Awesome

Data and Code Release for "On the Potential of Lexico-logical Alignments for Semantic Parsing to SQL Queries"

What are included

Squall dataset
Seq2seq-based models with attention and copy mechanisms (LSTM/BERT encoder)
Supervised attention and column prediction using manually-annotated alignments

Licenses

Our code has MIT license. The evalutor contains modified code from mistic-sql-parser by Damien "Mistic" Sorel and Andrew Kent.

The Squall dataset has CC BY-SA 4.0 license and is build upon WikiTableQuestions by Panupong Pasupat and Percy Liang.

Requirements

python 3.x
nodejs (for evaluator, details below)

Setting Up

After cd scripts, run python make_splits.py to generate the train-dev splits used in our experiments; ./download_corenlp.sh will download and unzip the corresponding CoreNLP version.

To set up the evaluator, cd eval, and then run npm install file:sql-parser and npm install express.

To set up the python dependencies, run pip install -r requirements.txt.

Model Training and Testing

Make sure the evaluator service is running before performing any model training or testing. To do so, cd eval and run node evaluator.js. This will spawn a local service (default port 3000) that allows communication with the python model code to convert the (slightly) underspecified SQL queries into SQL queries fully-executable on our pre-processed databases.

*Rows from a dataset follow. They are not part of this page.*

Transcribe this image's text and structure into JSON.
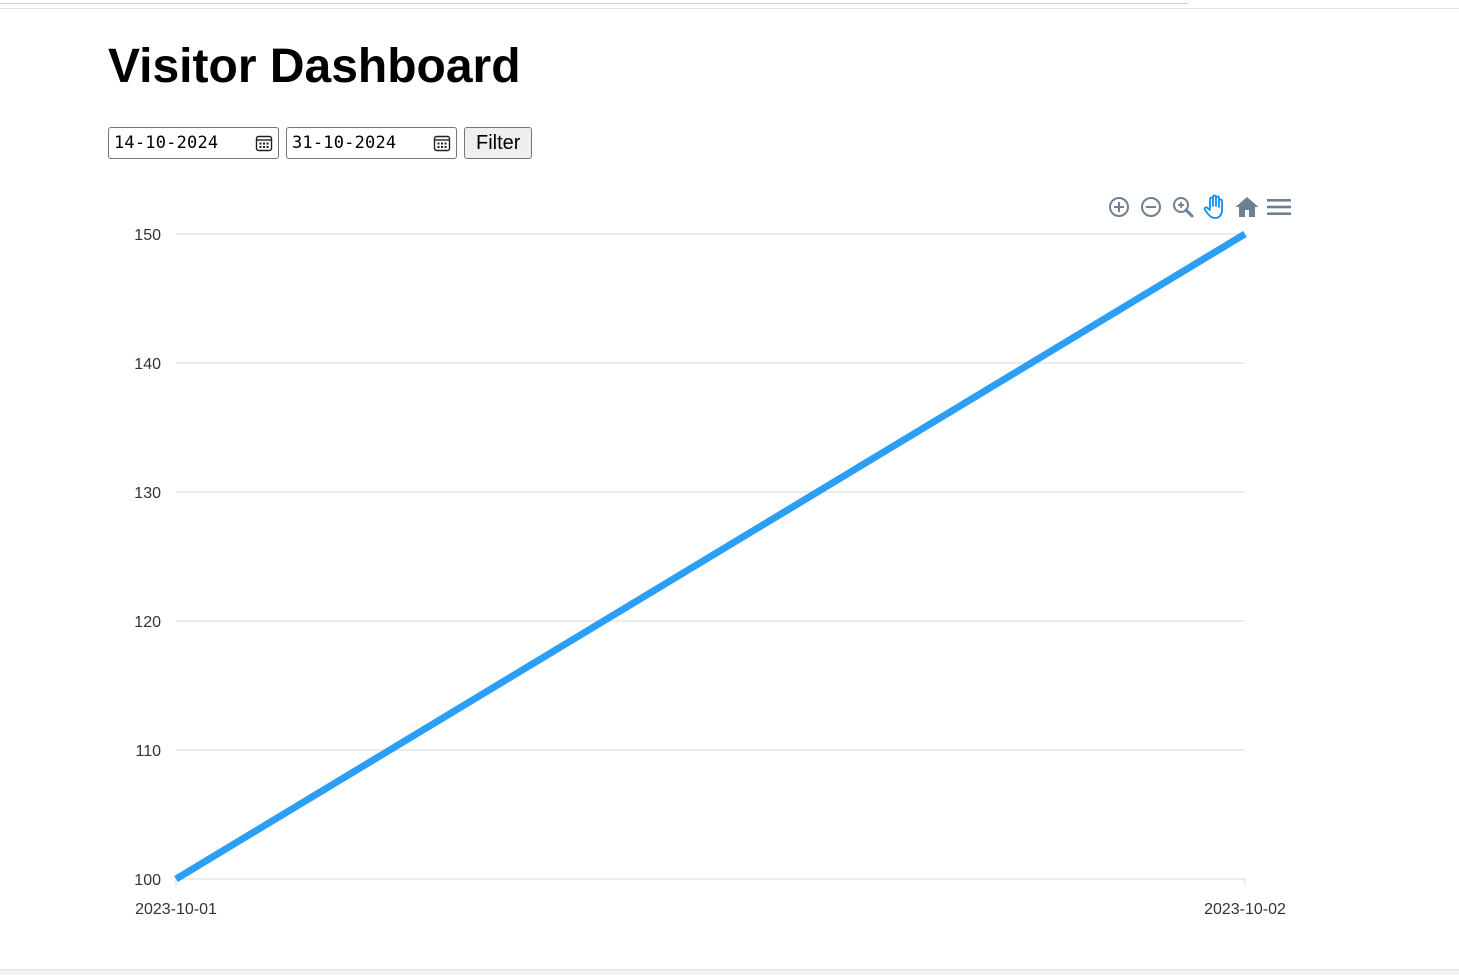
{
  "page": {
    "title": "Visitor Dashboard"
  },
  "filters": {
    "start_date": "14-10-2024",
    "end_date": "31-10-2024",
    "filter_label": "Filter"
  },
  "toolbar": {
    "icons": [
      "zoom-in-icon",
      "zoom-out-icon",
      "selection-zoom-icon",
      "pan-hand-icon",
      "home-reset-icon",
      "menu-icon"
    ],
    "active": "pan-hand-icon"
  },
  "colors": {
    "series": "#2a9ff5",
    "grid": "#e0e0e0",
    "toolbar_icon": "#6e8192",
    "toolbar_active": "#0a8ff3"
  },
  "chart_data": {
    "type": "line",
    "x": [
      "2023-10-01",
      "2023-10-02"
    ],
    "series": [
      {
        "values": [
          100,
          150
        ]
      }
    ],
    "ylim": [
      100,
      150
    ],
    "yticks": [
      "100",
      "110",
      "120",
      "130",
      "140",
      "150"
    ],
    "xticks": [
      "2023-10-01",
      "2023-10-02"
    ],
    "grid": true
  }
}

Next, cd model and then run python main.py to train a baseline model with LSTM encoder, additional options to include our model variations:

--bert for BERT encoder
--enc-loss for encoder supervised attention
--dec-loss for decoder supervised attention
--aux-col for supervised column prediction

Once the model is trained, run python main.py --test to make predictions on the WTQ test set.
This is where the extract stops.